Ludwig van Beethoven führte im alten Europa ein Leben in Saus und Braus, allerdings ohne Geld und handelte sich dafür am 1. Mai 1872 einen Haftbefehl ein. Was nun? Da kam ihm doch noch eine Idee.
Es gibt Leute, die reisen ins Ausland und führen dort große Namen. Nennen sich Rockefeller und sind in Wahrheit bloß der Abkömmling eines kleinen Chiemgauer Häuslmalers. Bei unserem Mann war das genau andersrum. Er hat seinen in aller Welt berühmten Geburtsnamen verleugnet, weil er ihm zu auffällig war. Es war nämlich in seinem Leben anfangs einiges schiefgegangen. Ein Hochstapler und Zechpreller war er gewesen. Hatte ein feudales Leben als "Baron" geführt, mit Stadtwohnung in München und einem Landsitz außerhalb. Hatte reiche Leute angepumpt und sie dann auf später vertröstet. Sogar der bayerische König Ludwig II. hatte ihm aus der Kabinettskasse über tausend Gulden zugesteckt. Und das alles bloß wegen seines berühmten Namens. Unser Mann hieß: "Ludwig van Beethoven". Der Name war nicht erfunden. Er hieß wirklich so. Ludwig Johann van Beethoven - den Johann ließ er meistens weg - war der Großneffe des Komponisten, der Sohn des missratenen Neffen Karl van Beethoven, der seinem berühmten Onkel damals so viel Ärger und Sorge bereitet hat.
Betrug und Unterschlagung
Zur Welt gekommen ist Ludwig Johann van Beethoven in Wien, im März 1839. Bei der Taufe hat man ihm die Vornamen seiner beiden Großonkel gegeben. Als er 29 war, kam er mit seiner Gattin nach München und führte sein Leben weiter, wie er es aus Wien gewöhnt war: in Saus und Braus und ohne Verdienst. So etwas geht natürlich nicht lange gut. Am 1. Mai 1872 ergeht ein Haftbefehl gegen die beiden Privatiersehegatten Ludwig und Maria van Beethoven, zwei Monate später werden sie wegen Betrugs und Unterschlagung - respektive Mithilfe dazu - verurteilt: Ludwig zu vier Jahren, seine Frau zu sechs Monaten Gefängnis.

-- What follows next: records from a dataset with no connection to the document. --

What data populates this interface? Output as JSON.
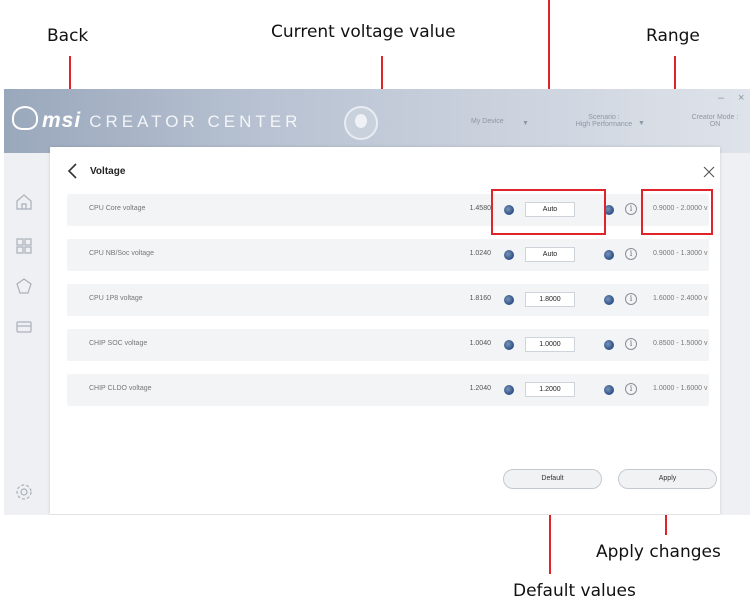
{
  "annotations": {
    "back": "Back",
    "current_voltage": "Current voltage value",
    "range": "Range",
    "apply_changes": "Apply changes",
    "default_values": "Default values"
  },
  "titlebar": {
    "brand": "msi",
    "product": "CREATOR CENTER",
    "my_device": "My Device",
    "scenario_label": "Scenario :",
    "scenario_value": "High Performance",
    "creator_mode_label": "Creator Mode :",
    "creator_mode_value": "ON"
  },
  "panel": {
    "title": "Voltage",
    "rows": [
      {
        "label": "CPU Core voltage",
        "current": "1.4580",
        "value": "Auto",
        "range": "0.9000 - 2.0000 v"
      },
      {
        "label": "CPU NB/Soc voltage",
        "current": "1.0240",
        "value": "Auto",
        "range": "0.9000 - 1.3000 v"
      },
      {
        "label": "CPU 1P8 voltage",
        "current": "1.8160",
        "value": "1.8000",
        "range": "1.6000 - 2.4000 v"
      },
      {
        "label": "CHIP SOC voltage",
        "current": "1.0040",
        "value": "1.0000",
        "range": "0.8500 - 1.5000 v"
      },
      {
        "label": "CHIP CLDO voltage",
        "current": "1.2040",
        "value": "1.2000",
        "range": "1.0000 - 1.6000 v"
      }
    ],
    "default_label": "Default",
    "apply_label": "Apply"
  },
  "icons": {
    "back": "chevron-left-icon",
    "close": "close-icon",
    "minus": "minus-circle-icon",
    "plus": "plus-circle-icon",
    "info": "info-icon"
  },
  "colors": {
    "annotation_red": "#e0242b",
    "stepper_blue": "#2a4f86"
  }
}
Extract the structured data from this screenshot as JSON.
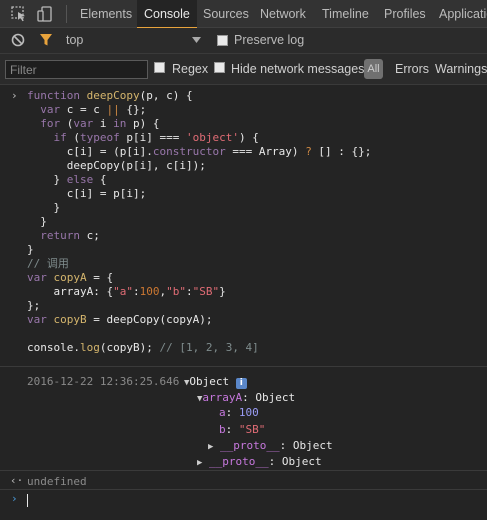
{
  "tabs": [
    "Elements",
    "Console",
    "Sources",
    "Network",
    "Timeline",
    "Profiles",
    "Applicatio"
  ],
  "active_tab": "Console",
  "toolbar": {
    "context": "top",
    "preserve_log": "Preserve log"
  },
  "filter_bar": {
    "filter_placeholder": "Filter",
    "regex": "Regex",
    "hide_network": "Hide network messages",
    "all": "All",
    "errors": "Errors",
    "warnings": "Warnings"
  },
  "code": {
    "l1_kw": "function",
    "l1_fn": "deepCopy",
    "l1_rest": "(p, c) {",
    "l2_kw": "var",
    "l2_rest": " c = c ",
    "l2_op": "||",
    "l2_end": " {};",
    "l3_kw": "for",
    "l3_a": " (",
    "l3_kw2": "var",
    "l3_b": " i ",
    "l3_kw3": "in",
    "l3_c": " p) {",
    "l4_kw": "if",
    "l4_a": " (",
    "l4_kw2": "typeof",
    "l4_b": " p[i] === ",
    "l4_str": "'object'",
    "l4_c": ") {",
    "l5_a": "c[i] = (p[i].",
    "l5_kw": "constructor",
    "l5_b": " === Array) ",
    "l5_op": "?",
    "l5_c": " [] : {};",
    "l6": "deepCopy(p[i], c[i]);",
    "l7_a": "} ",
    "l7_kw": "else",
    "l7_b": " {",
    "l8": "c[i] = p[i];",
    "l9": "}",
    "l10": "}",
    "l11_kw": "return",
    "l11_b": " c;",
    "l12": "}",
    "l13": "// 调用",
    "l14_kw": "var",
    "l14_fn": " copyA",
    "l14_b": " = {",
    "l15_a": "arrayA: {",
    "l15_s1": "\"a\"",
    "l15_b": ":",
    "l15_n": "100",
    "l15_c": ",",
    "l15_s2": "\"b\"",
    "l15_d": ":",
    "l15_s3": "\"SB\"",
    "l15_e": "}",
    "l16": "};",
    "l17_kw": "var",
    "l17_fn": " copyB",
    "l17_b": " = deepCopy(copyA);",
    "l18_a": "console.",
    "l18_fn": "log",
    "l18_b": "(copyB); ",
    "l18_cm": "// [1, 2, 3, 4]"
  },
  "output": {
    "timestamp": "2016-12-22 12:36:25.646",
    "object_label": "Object",
    "arrayA_key": "arrayA",
    "arrayA_val": ": Object",
    "a_key": "a",
    "a_val": "100",
    "b_key": "b",
    "b_val": "\"SB\"",
    "proto_key": "__proto__",
    "proto_val": ": Object",
    "proto2_key": "__proto__",
    "proto2_val": ": Object"
  },
  "result": "undefined"
}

Allerdings hat man die Strafe nicht vollstrecken können, denn die beiden waren gar nicht mehr da. Im Jahr davor schon war ihnen die Sache zu heiß geworden, und sie hatten sich mitsamt ihrem kleinen Sohn abgesetzt. Per Schiff, nach Amerika. Das unternehmerische Klima dort scheint unserem Ludwig bessere Möglichkeiten geboten zu haben als das geburtsaristokratische der Alten Welt.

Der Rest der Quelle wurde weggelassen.